Estrai cadmio che estrai cadmio, a un certo punto c'è un buon numero di neutroni che entrano nell'uranio. In effetti, normalmente appena più del necessario: il numero di neutroni aumenta e aumenta, e quindi aumenta il numero delle fissioni, che fa aumentare il numero dei neutroni, e così via. Il reattore è supercritico, come a dire, son cazzi. Una reazione a catena. E la temperatura dell'acqua aumenta.

Ci avete presente cosa succede quando aumenta la temperatura di qualcosa a quel qualcosa? Allora, la prima cosa che succede è quella che si dilata. E' il motivo per cui il treno fa tutum tutum. Perché c'è uno spazietto nelle rotaie per quando fa caldo e le rotaie si dilatano. Così lo spazietto si restringe e i binari non si sbiellano. L'acqua fa uguale.

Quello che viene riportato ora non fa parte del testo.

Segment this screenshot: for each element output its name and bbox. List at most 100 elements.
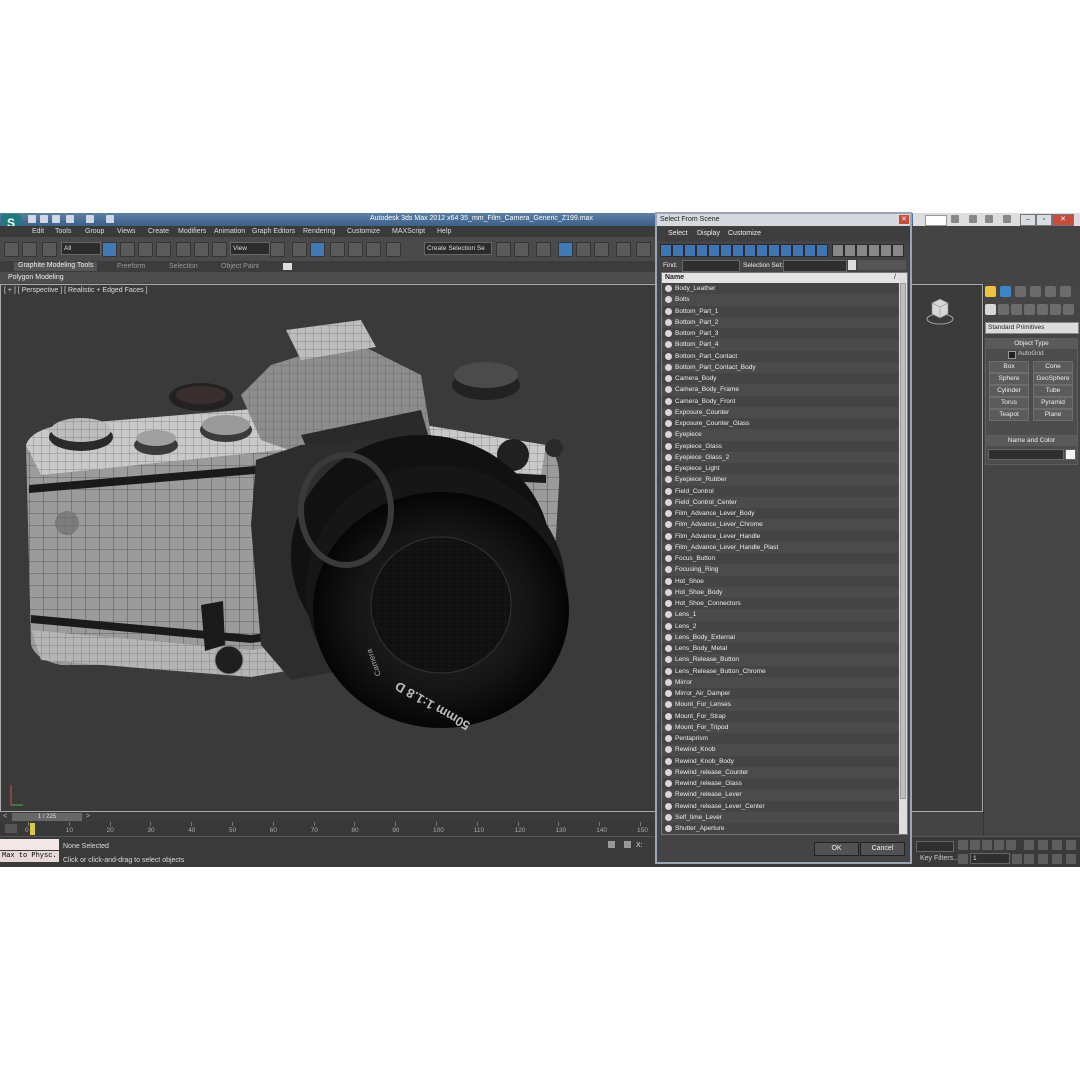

Si dilata, e diventa anche meno densa, visto che deve occupare più posto colla stessa quantità. Ce n'è meno per unità di volume. E' il principio dietro alla mongolfiera, eh.

Ora, noi i neutroni ci servono lenti, e li rallentiamo rimbalzandoli sull'acqua. Ma se l'acqua è meno densa, i neutroni trovano meno da rimbalzare, e quindi mica così scontato che rallentino. E il reattore torna subcritico.

Allora via con un altro palmo di cadmio. E dopo che ce la siamo menata per qualche ora, finalmente un punto di equilibrio. O no?

Ah, no! Ci siam dimenticati un fatto. Che dai che dai, la temperatura aumenta sempre di più. E a un certo punto arriva a cento gradi. E cosa succede all'acqua a cento gradi? Esatto. Evapora. Senz'acqua a tener tutto un po' più fresco, c'è il rischio che il nocciolo fonda! E invece no: l'abbiamo appena detto, il perché. Se c'è il vapore, la densità è bassissima, e si spegne tutto. Questo è un problema, visto che vogliam tenere acceso il reattore per veder che succede. Quindi mettiamo una pompa: una bella pompa che fa girare l'acqua. Questa pompa sposta le bolle di vapore che si formano intorno all'uranio e ci mette dell'acqua appena più fredda. Ancora qualche maneggio con il cadmio, palmo dopo palmo, ed ecco che siamo al punto di equilibrio. Un bel reattore critico. Questo vuol dire raggiungere la criticità.

E noi abbiamo fatto la pila di Fermi: un reattore ad acqua, ma senza turbina.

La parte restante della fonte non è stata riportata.